With the drone war on the rise – both domestically and internationally – technological advancements leading the way for even more frequent use, the United Nations has announced that they are going to set up a Geneva-based unit dedicated to investigating drone strikes carried out by the United States.
Interestingly, it seems the UN is focusing solely on the U.S. while human rights lawyers have previously pointed out that British civilians participating in the drone program can actually be held partially responsible for the murders carried out under said program.
The announcement came from Ben Emmerson QC, a UN special rapporteur, in a speech to Harvard law school, according to the British Guardian.
In the speech Emmerson also reportedly called secret renditions and waterboarding crimes under international law, which they both quite clearly are.
The U.S. military and Central Intelligence Agency (CIA) have both been sued in the past over the drone assassination program, but as of yet nothing has come from it and it may be somewhat pessimistic but I don’t think the UN will be able to do much about it either.
Emmerson also called for investigations into US drone attacks earlier this summer, warning that some of the strikes in Pakistan may indeed be war crimes.
While I agree that they very well might be war crimes and the U.S. drone program is hardly acceptable in any way, the simple fact is that the UN cannot and should not be trusted. In order to realize this all one needs to do is observe the fact that the UN recently openly called for international internet surveillance.
“If the relevant states are not willing to establish effective independent monitoring mechanisms … then it may in the last resort be necessary for the UN to act,” said Emmerson.

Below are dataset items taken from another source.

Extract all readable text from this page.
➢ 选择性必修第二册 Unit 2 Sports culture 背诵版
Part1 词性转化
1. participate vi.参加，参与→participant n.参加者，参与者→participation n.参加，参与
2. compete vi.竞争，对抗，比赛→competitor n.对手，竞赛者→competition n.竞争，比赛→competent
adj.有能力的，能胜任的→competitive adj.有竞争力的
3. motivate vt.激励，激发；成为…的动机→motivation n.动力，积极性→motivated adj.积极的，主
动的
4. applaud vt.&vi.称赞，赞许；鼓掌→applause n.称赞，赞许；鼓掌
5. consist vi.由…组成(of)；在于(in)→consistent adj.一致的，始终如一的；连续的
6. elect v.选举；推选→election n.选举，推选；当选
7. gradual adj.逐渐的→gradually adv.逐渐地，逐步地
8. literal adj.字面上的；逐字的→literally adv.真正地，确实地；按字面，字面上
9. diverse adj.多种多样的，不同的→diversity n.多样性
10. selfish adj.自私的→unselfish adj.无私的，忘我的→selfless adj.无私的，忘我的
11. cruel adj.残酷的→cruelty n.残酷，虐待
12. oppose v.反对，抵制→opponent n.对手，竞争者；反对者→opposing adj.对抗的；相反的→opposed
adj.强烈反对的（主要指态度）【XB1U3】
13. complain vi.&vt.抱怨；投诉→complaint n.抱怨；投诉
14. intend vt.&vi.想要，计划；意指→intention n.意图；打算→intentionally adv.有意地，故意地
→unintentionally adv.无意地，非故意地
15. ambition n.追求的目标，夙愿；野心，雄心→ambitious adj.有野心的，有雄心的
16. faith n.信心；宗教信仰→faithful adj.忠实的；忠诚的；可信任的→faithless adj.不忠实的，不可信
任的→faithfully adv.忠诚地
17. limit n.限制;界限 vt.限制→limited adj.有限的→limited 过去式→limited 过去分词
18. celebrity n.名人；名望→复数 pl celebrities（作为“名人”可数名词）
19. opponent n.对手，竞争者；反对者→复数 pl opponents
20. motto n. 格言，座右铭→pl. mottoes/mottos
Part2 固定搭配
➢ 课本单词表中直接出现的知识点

“Together with my colleague Christof Heyns, [the UN special rapporteur on extra-judicial killings], I will be launching an investigation unit within the special procedures of the [UN] Human Rights Council to inquire into individual drone attacks,” Emmerson continued.
The UN’s investigation will also include a look at “other forms of targeted killing conducted in counter-terrorism operations, in which it is alleged that civilian casualties have been inflicted.”
Emmerson added that the position claiming that the U.S. has a right to conduct international warfare in the name of fighting al Qaeda or other related groups is, in fact, indefensible.
This is quite interesting indeed since that position justifying international war is the entire basis of the so-called global war on terror.
“The global war paradigm has done immense damage to a previously shared international consensus on the legal framework underlying both international human rights law and international humanitarian law,” said Emmerson. “It has also given a spurious justification to a range of serious human rights and humanitarian law violations.”
“The [global] war paradigm was always based on the flimsiest of reasoning, and was not supported even by close allies of the U.S.,” continued Emmerson. “The first-term Obama administration initially retreated from this approach, but over the past 18 months it has begun to rear its head once again, in briefings by administration officials seeking to provide a legal justification for the drone program of targeted killing in Pakistan, Yemen and Somalia.”
“[It is] alleged that since President Obama took office at least 50 civilians were killed in follow-up strikes when they had gone to help victims and more than 20 civilians have also been attacked in deliberate strikes on funerals and mourners,” said Emmerson.
“Christof Heyns … has described such attacks, if they prove to have happened, as war crimes. I would endorse that view,” he added.
Emmerson also slammed both President Barack Obama and the Republican candidate Mitt Romney, focusing on their constant avoidance of the drone issue.
“It is perhaps surprising that the position of the two candidates on this issue has not even featured during their presidential elections campaigns, and got no mention at all in Monday night’s foreign policy debate,” said Emmerson.
Surprising? Not quite. For anyone who has been following the drone war and the defense it enjoys in Washington and elsewhere, this is hardly surprising.
“We now know that the two candidates are in agreement on the use of drones,” said Emmerson. “But the issue of so-called enhanced interrogation techniques is an one which, according to the record, continues to divide them.”
“I should make it absolutely clear that my mandate does not see to eye to eye with the Obama administration on a range of issues – not least the lack of transparency over the drone program,” said Emmerson. “But on this issue the president has been clear since he took office that water-boarding is torture that it is contrary to American values and that it would stop.”
While Obama indeed publicly called waterboarding torture and claimed it would no longer be used, his true stance is revealed by the fact that he refused to go after the individuals who actually carried out the torture.
This is fascinating since he has no problem with going after CIA employees who blow the whistle on similarly objectionable practices.
Personally, I’m not going to hold my breath in hopes of some magical UN action that will stop the widespread and expanding use of drones both domestically and internationally. To do so would require a deep ignorance of history as well as a severe lack of common sense.